British people are not good at talking about class. (Something we attempted to remedy in our Class Ceiling series back in 2023.) Bestselling musician Sam Fender noted this collective foible in a recent interview with the Sunday Times: “We are very good at talking about privileges — white, male or straight privilege. We rarely talk about class, though,” he said.

It’s unsurprising that class is “rarely” spoken about these days: in recent years Britain has become more and more stratified and today it’s no longer possible to neatly delineate society into three simple segments of ‘working’, ‘middle’, and ‘upper’ class. Can anyone confidently define what exactly it means to be ‘working-class’ in 2025? If you have to work for a living, for example, does that make you working-class? (Marx would have said so.) Or is being working-class now less to do with your job and more to do with where you live, how you speak, how you spend your free time? Whether or not you own property? There aren’t straightforward answers to these questions, which is arguably why conversations about class often lead to confusion, disagreement and frustration.

Fender, a 30-year-old artist who hails from North Shields, went on to say that the lack of consideration given to class (and, by extension, the overemphasis on ‘white privilege’) is fuelling the rise of misogyny among the white working class. “And that’s a lot of the reason that all the young lads are seduced by demagogues and psychos like Andrew Tate,” he said. “They’re being shamed all the time and made to feel like they’re a problem. It’s this narrative being told to white boys from nowhere towns. People preach to some kid in a pit town in Durham who’s got fuck all and tell him he’s privileged? Then Tate tells him he’s worth something? It’s seductive.”

Predictably, Fender’s comments have sparked conversation – confused conversation almost entirely devoid of nuance – about the reasons why so many young men are, as he puts it, “seduced by demagogues and psychos like Andrew Tate”. Writing in the Spectator, for instance, Patrick West argues that Fender is entirely correct to blame the “doctrine of ‘white privilege’”, claiming that the “constant disparagement” faced by working-class boys “is leading many to seek consolation in misogynist online narratives”.

This, of course, is ridiculous. I’m not sure I agree with Fender’s (and West’s) view that young men in “pit towns” are being “shamed all the time” and told they’re “privileged”. Is anyone really beating white working-class men over the head with the message that they sit at the apex of society simply because they’re white? People might have a ‘feeling’ this is happening, but where’s the proof?

Conversely, there is evidence everywhere that social media – where young people now do the majority of their ‘socialising’ amplifies misogynistic, right-wing content (and not videos about ‘white privilege’). Young men don’t need to “seek” out this sort of online content either because, as an ever-growing pile of investigations suggests, it gets shunted onto their FYPs whether they like it or not.

Elsewhere, writer Rebecca Reid noted that privately educated boys are just as capable of being misogynistic as working-class boys. It’s hard to disagree with this: in 2021, after swathes of young women and girls anonymously shared a litany of harrowing stories about sexual harassment and rape culture at school via the Everyone’s Invited website, it was noted that eight times more private schools were named on the site than state schools. Misogyny, as Reid writes, “is not the preserve of working-class boys”.

But at the same time, I think it’s fair to say that if you’re feeling alienated, you’re more susceptible to falling down rabbit holes. This is by no means something that’s unique to the working class, but if we consider the challenges facing them in particular, it’s pretty clear that there’s a connection between their material circumstances and mounting political discontent.

“You only have to go to coastal towns and deindustrialised communities to see there’s very little there, they’ve been left to rot. [These places] are just ripe for this anti-politics discourse to cut through,” sociologist Dan Evans told Novara before the UK election last year.
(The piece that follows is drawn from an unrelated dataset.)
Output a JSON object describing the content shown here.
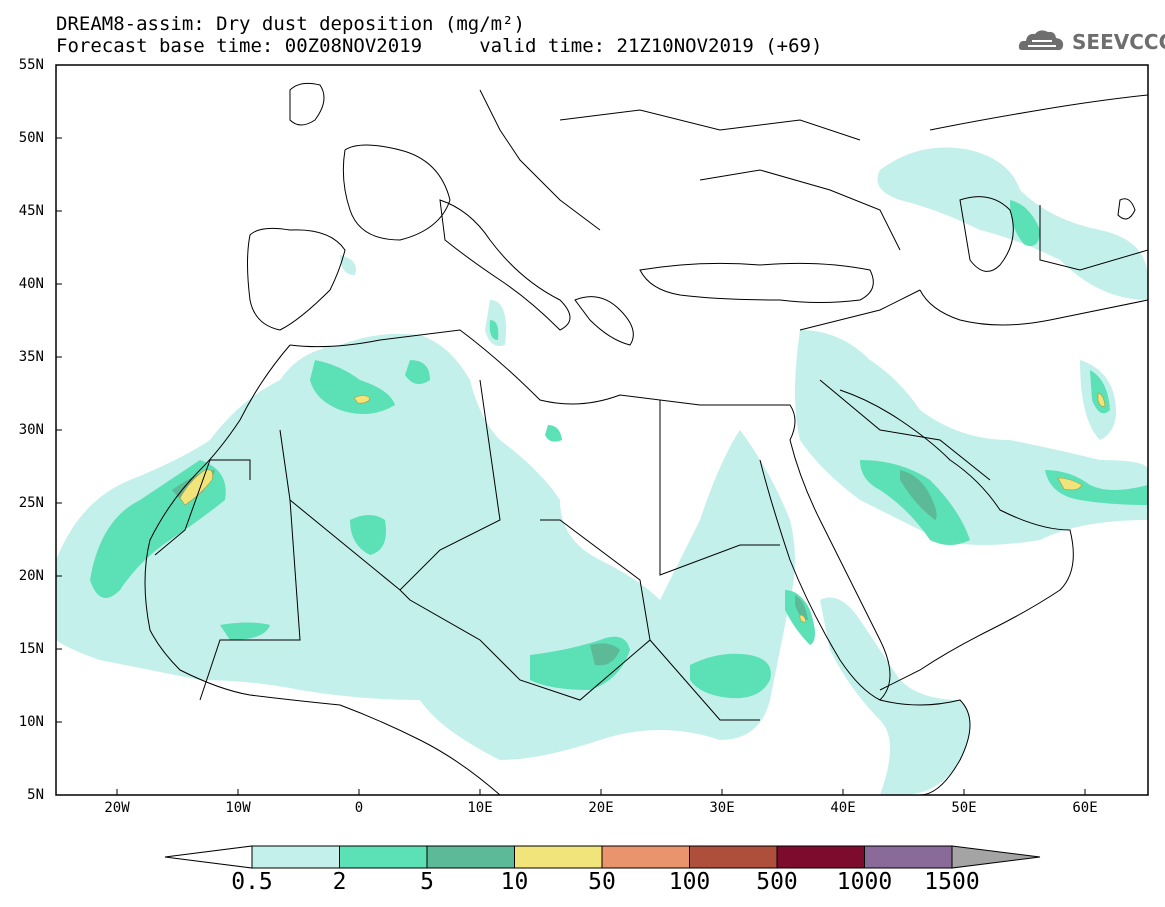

He was speaking specifically about why many white working-class men are drawn to Nigel Farage, but the idea of alienation begetting radicalisation remains relevant with regard to the rise of figures like Andrew Tate (plus it’s fair to say there’s a lot of overlap between supporters of Tate and supporters of Farage).
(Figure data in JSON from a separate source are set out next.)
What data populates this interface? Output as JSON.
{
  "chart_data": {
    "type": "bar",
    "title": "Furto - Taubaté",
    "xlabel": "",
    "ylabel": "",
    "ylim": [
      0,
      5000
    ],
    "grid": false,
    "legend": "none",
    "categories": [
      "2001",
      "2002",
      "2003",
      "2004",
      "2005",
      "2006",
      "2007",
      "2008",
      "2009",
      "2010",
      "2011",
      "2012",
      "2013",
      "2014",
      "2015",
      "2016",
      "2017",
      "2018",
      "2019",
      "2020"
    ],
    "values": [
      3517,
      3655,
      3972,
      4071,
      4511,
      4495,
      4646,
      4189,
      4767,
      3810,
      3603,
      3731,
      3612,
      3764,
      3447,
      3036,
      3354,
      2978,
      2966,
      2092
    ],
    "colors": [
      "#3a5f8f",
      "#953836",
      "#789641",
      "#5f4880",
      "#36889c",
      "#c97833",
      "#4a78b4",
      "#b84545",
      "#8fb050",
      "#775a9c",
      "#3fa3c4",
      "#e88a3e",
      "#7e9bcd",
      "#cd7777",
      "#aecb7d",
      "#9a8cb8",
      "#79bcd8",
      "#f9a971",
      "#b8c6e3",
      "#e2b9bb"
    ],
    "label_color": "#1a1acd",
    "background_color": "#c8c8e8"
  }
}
Underpinning all this, of course, is the ugly spectre of misogyny. Some have pointed out that the female equivalents of these young men growing up in poor towns have not become radicalised in the same way despite facing similar economic and social challenges. It’s obvious, but bears reiterating, that clearly being working class does not mean you’re destined to become an extremist driven by hate. Being born a man still seems to be a greater risk factor.

Nonetheless, it’s worth listening to Fender’s point about how “white boys from nowhere towns”, ignored by politicians for years, are particularly vulnerable to being seduced by the right and the likes of Andrew Tate. But we can’t pin all the blame for the radicalisation of this demographic on their class identity or on the plague of misogyny. If we’re serious about tackling this problem at its roots, we should acknowledge that we’re dealing with these factors intersecting in a terrible, toxic way.